Bad Advice, Retirement and your Mortgage

Discussion in 'Economics' started by piezoe, Jun 24, 2008.

  1. piezoe

    piezoe

    On Yahoo today (Front page of Financial home page) there was an article purporting to give advice on whether a retiree should pay off their mortgage. The advice given was not to pay it off if your could earn more on your savings than your mortgage rate.

    This is OK as far as it goes, but there was no mention of the effect of inflation on real interest rates nor was there any mention of what the mortgage tax deduction does to your real interest rate. The deduction was mentioned only in passing and then only to say you would lose it if you paid off your mortgage.

    The advice offered was next to worthless. Losing the mortgage deduction is never a reason not to pay of a mortgage, and should never be thought of in those terms.

    A wise banker, he was president of a major bank in Colorado at the time, told me years ago, when i was a young man, that one should practically never pay off a fixed-rate low interest mortgage early. Those words have stuck with me. Although at the time i did not understand why. But i now realize that it has to do with inflation and the inexorable devaluation of currency over time.

    In addition to the defaults Banks are currently saddled with they have loaned out billions that are now yielding a negative real rate of return. This is what happens when your have low interest rates and rampant inflation simultaneously.

    In this situation virtually no one with a low interest fixed rate mortgage should accelerate payment on the principal.
    When the APR is adjusted for both the mortgage deduction and the real rate of inflation, in just about every case the real interest rate will be negative. The bank is paying you to use their money.
    Expect to start receiving correspondence, if you have not already, pointing out how much you could "save" by accelerating payment on the principal, or going to a thirteen payment plan. :D

    P.S> Of course the money saved by not accelerating payments on the principal should be invested to yield enough to keep up with inflation. Not an easy task.
     
  2. Making extra mortgage payments is equivalent to make a risk free investment. If your interest rate is low enough that you have better risk free alternatives, than clearly the math says to stretch out the payments.

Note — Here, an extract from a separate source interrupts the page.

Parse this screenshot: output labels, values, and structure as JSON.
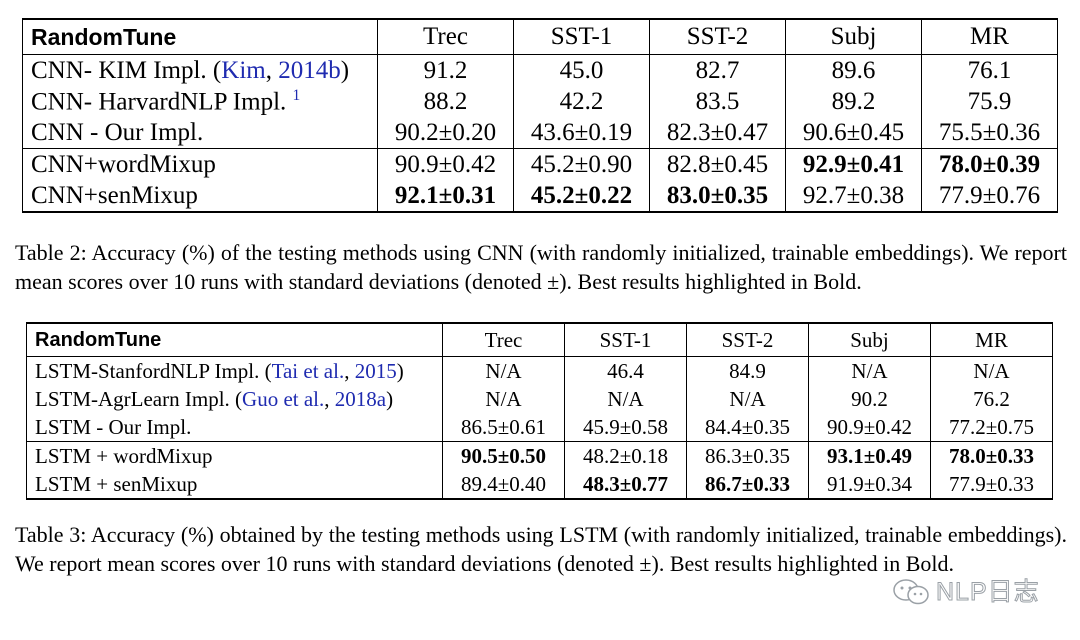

    But what you haven't mentioned are the intangible benefits of paying off your mortage. The feeling of satisfaction and security that this provides.
     
  3. piezoe

    piezoe

    To each his own, but if your real interest rate is negative you would be ahead not to pay off your mortgage early and put the saving into Treasuries, even if the Treasuries were not keeping up with inflation.

    Of course banks are counting on most people with fixed rate mortgages thinking as you have mentioned. And they will do what they can to encourage that kind of false wisdom.
     
  4. Its not always false.

    I spent 1987 paying off my mortgages despite good interest rates and everyone else buying stocks (some on their mastercards).

    I was a very happy punter in November 1987.

    Remember: trade with what you can afford to lose.
     
  5. If you do not have any income then you do not have a mortgage interest deduction. If your interest expense is LOWER than the standard deduction, then you do not have a mortgage interest deduction.

    You would need to get more information about the retirees before coming to your conclusion (i.e., how much money they expect to earn).
     
  6. piezoe

    piezoe

    I suppose the older we are the more likely we are to be brainwashed into traditional thinking with respect to mortgages.

    The practical problem one encounters is finding a safe place to put the money you would have otherwise spent on paying off your mortgage that pays greater, inflation-adjusted interest than you are paying on your mortgage. When there is rampant inflation, safe and liquid investments also tend to have negative real rates of return. Basically we are screwed! :eek:
     
  7. piezoe

    piezoe

    I assume anyone on ET would be able to do simple math and take the necessary factors into account. Perhaps that is assuming too much however.:)
     
  8. Is mortgage interest tax-deductible in the USA? If not, then paying off the mortgage is a great idea. If so then it is more borderline. However, paying off a mortgage does have the benefit of earning the mortgage interest rate *risk-free*, and reducing your overall debt burden, which gives you a cushion in case of emergencies. Finally, there are the peace of mind benefits, the forced saving etc that are useful for many people.
     
  9. How often do treasuries return more than the mortgage interest rate? Mortgages are riskier so they should have higher returns in most situations. And repaid principal results in a tax-free gain (via reducing the repayments), whereas investing into treasuries is taxable. Not to mention that paying down debt is risk free, whereas buying debt isn't.
     
  10. heypa

    heypa

    I'm retired. I have a paid up mortgage. In the last 10 years I never seriously considered taking out equity so that I could invest it. There is peace of mind having only taxes and maintenance costs on the old homestead.
    As a child of the Depression I am biased against owing unnecessary money. Live in Cal. so taxes under prop. 13 can only go up 1% a year. Therefore rising equity wont let taxes price you out of your home.
    Of course with our stupider than normal politicians ( If thats possible) the state is in a hell of a fix.Don't know how thats going to turn out.
    Thank God we live in a Constitutional Republic run by statesmen not greedy bastards.